The video on the island recorded crows eating the eggs, chicks, and even adult endangered birds (Ashy Storm-Petrels), so researchers wanted to determine whether this behavior was exhibited by all the crows on the island or just one or two. They captured some crows and marked their wings with noticeable blue markings. The results from a two-year tracking study indicated that this behavior was only exhibited by two crows—Crow 11 and Crow 13. Therefore, the researchers plan to relocate these two crows to another area. For more details, you can check this Facebook Post
At the campsite, we actually saw Crows 11 and 13, and they were often together. There were also many island foxes at the campsite, a species unique to the Channel Islands, very small and cute, and not afraid of people. We often saw them at the campsite, with as many as three or four nearby, but we didn’t see any on the hiking trails.
Day Three
On the morning of the third day, we started packing our bags and then walked the first 2.5 km of the Scorpion Canyon Loop Trail before turning back. We didn’t have enough time to complete it. Initially, we hadn’t planned to do this, but since we had some time left, the Ranger suggested we walk the first half, citing the abundance of wildflowers and beautiful scenery. We returned to the campsite around 10:30, packed up further, queued at the dock by 11 to check our luggage, and took the boat at noon. The return trip went smoothly, and we arrived at the port on time at 1:00. Before 1:30, we had our luggage and were ready to drive home.
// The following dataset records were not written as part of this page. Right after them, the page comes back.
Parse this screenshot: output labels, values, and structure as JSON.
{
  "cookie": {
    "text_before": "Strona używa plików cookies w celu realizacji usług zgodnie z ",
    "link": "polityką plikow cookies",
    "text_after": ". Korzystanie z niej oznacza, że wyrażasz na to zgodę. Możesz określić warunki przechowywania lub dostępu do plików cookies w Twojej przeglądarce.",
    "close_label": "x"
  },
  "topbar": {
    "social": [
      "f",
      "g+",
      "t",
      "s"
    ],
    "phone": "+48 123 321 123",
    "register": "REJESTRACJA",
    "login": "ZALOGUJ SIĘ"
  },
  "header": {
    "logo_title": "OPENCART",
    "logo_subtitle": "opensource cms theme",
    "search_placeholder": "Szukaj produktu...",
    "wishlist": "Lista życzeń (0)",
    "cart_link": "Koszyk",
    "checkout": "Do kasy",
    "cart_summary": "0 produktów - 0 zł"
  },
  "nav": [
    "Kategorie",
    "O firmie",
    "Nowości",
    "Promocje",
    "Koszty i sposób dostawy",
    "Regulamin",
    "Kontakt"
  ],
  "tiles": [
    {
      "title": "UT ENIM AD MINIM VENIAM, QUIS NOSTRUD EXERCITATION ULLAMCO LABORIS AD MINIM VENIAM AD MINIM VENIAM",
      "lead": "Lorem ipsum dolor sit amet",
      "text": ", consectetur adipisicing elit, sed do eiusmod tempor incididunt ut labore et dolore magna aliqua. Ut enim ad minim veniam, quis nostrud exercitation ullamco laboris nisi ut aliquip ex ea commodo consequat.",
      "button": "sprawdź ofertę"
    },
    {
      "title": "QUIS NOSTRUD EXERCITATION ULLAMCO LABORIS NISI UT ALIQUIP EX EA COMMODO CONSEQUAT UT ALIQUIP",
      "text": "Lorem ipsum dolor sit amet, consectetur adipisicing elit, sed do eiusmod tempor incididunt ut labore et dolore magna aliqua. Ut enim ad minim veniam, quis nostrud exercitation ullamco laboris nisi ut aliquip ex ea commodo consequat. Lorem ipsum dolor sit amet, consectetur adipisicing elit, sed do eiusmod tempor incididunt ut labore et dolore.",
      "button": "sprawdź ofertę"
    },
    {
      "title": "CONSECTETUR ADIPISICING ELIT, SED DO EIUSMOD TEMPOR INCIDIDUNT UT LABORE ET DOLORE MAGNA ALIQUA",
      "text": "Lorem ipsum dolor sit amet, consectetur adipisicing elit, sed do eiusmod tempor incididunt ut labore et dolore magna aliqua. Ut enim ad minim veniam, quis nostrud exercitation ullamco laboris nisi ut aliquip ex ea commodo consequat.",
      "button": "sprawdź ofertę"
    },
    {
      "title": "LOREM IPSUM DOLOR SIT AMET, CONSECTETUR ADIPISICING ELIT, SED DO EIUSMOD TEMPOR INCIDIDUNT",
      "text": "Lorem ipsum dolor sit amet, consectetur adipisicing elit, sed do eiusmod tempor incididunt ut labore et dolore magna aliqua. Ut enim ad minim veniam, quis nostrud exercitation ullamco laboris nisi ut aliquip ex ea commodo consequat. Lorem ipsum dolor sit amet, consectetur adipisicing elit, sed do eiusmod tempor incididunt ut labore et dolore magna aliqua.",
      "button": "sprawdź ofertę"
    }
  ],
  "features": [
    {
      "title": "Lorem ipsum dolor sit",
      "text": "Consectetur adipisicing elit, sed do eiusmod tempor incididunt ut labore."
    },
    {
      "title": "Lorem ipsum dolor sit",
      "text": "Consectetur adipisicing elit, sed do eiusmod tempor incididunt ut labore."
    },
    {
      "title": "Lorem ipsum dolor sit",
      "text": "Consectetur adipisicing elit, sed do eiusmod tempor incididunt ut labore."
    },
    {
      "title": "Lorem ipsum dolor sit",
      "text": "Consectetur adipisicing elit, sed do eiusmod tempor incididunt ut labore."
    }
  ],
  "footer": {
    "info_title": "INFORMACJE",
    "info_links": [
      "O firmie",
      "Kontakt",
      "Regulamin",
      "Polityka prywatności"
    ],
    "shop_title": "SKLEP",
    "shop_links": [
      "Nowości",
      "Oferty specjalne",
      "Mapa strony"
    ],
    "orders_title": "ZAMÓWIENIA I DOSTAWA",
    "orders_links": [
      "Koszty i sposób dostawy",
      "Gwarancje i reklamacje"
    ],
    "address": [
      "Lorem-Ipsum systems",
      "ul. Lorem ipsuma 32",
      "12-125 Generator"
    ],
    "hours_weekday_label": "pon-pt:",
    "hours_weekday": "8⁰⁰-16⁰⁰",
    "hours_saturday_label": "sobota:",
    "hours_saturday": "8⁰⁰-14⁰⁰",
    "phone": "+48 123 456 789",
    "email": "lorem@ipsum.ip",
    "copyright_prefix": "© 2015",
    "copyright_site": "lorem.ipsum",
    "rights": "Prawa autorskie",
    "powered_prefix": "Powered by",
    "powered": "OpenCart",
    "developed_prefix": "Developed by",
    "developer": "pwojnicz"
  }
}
This trip had the most advance reservations I’ve ever made, yet I ended up doing the least amount of planning (otherwise, I wouldn’t have found myself on the island with nothing to do and no kayak tour booked). In the days leading up to my departure, I was busy with other things and only started looking at the national park’s website the afternoon before I left. I began packing my bags the evening before. I can say it was quite a miscalculation, but the weather was really bad, and luck wasn’t on my side, so overall, the experience wasn’t very ideal.